Supercritical fluid extraction of organotins from biological samples and speciation by liquid chromatography and inductively coupled plasma mass spectrometry.

Supercritical fluid extraction is used to extract tributyltin and triphenyltin from biological samples. The extraction conditions with carbon dioxide as supercritical fluid (methanol modifier used) are optimized for the organotins from fish tissue certified reference material. The total extraction time is found to be approximately 15 min. The recovery studies at the optimal conditions shows a recovery of 44% for tributyltin and 23% for triphenyltin. The reproducibilities for both the compounds extracted are within 2% R.S.D. The optimum conditions obtained are also used to extract tributyltin and triphenyltin from tuna fish obtained from a local grocery store.

Chromium speciation by anion-exchange high-performance liquid chromatography with both inductively coupled plasma atomic emission spectroscopic and inductively coupled plasma mass spectrometric detection.

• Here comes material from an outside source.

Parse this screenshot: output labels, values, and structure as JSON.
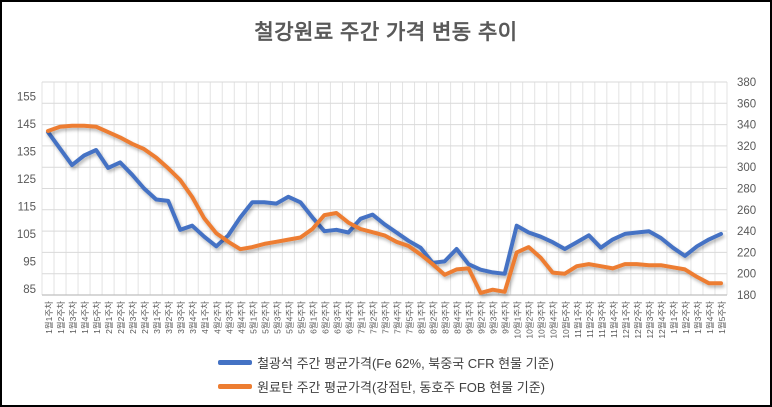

Development of a new method for the determination of Cr(III) and Cr(VI) is described. Anion-exchange high-performance liquid chromatography (HPLC) was used to separate Cr(III) and Cr(VI) with on-line detection by inductively coupled plasma atomic emission spectroscopy (ICP-AES) at 2766 A in preliminary studies, and inductively coupled plasma mass spectrometry (ICP-MS) with single-ion monitoring at m/z 52 and m/z 53 for final work. A mobile phase consisting of ammonium sulfate and ammonium hydroxide was used, and a simple chelation procedure with EDTA was followed to stabilize the Cr(III) species in standard solutions. ICP-MS results indicated the feasibility of using chromium isotope m/z 53 instead of the more abundant m/z 52 isotope due to a high mobile-phase background most significantly from the SO+ polyatomic interference. The absolute detection limits based on peak-height calculations were 40 pg for Cr(III) and 100 pg for Cr(VI) in aqueous media by HPLC-ICP-MS. The linear dynamic range extended from 5 ppb (ng/ml) to 1 ppm (micrograms/ml) for both species. By HPLC-ICP-AES, detection limits were 100 ng for Cr(III) and 200 ng for Cr(VI). Cr(III) was detected in NIST-SRM 1643c (National Institute of Standards and Technology-Standard Reference Material, Trace Elements in Water) by HPLC-ICP-MS at the 20 ppb level.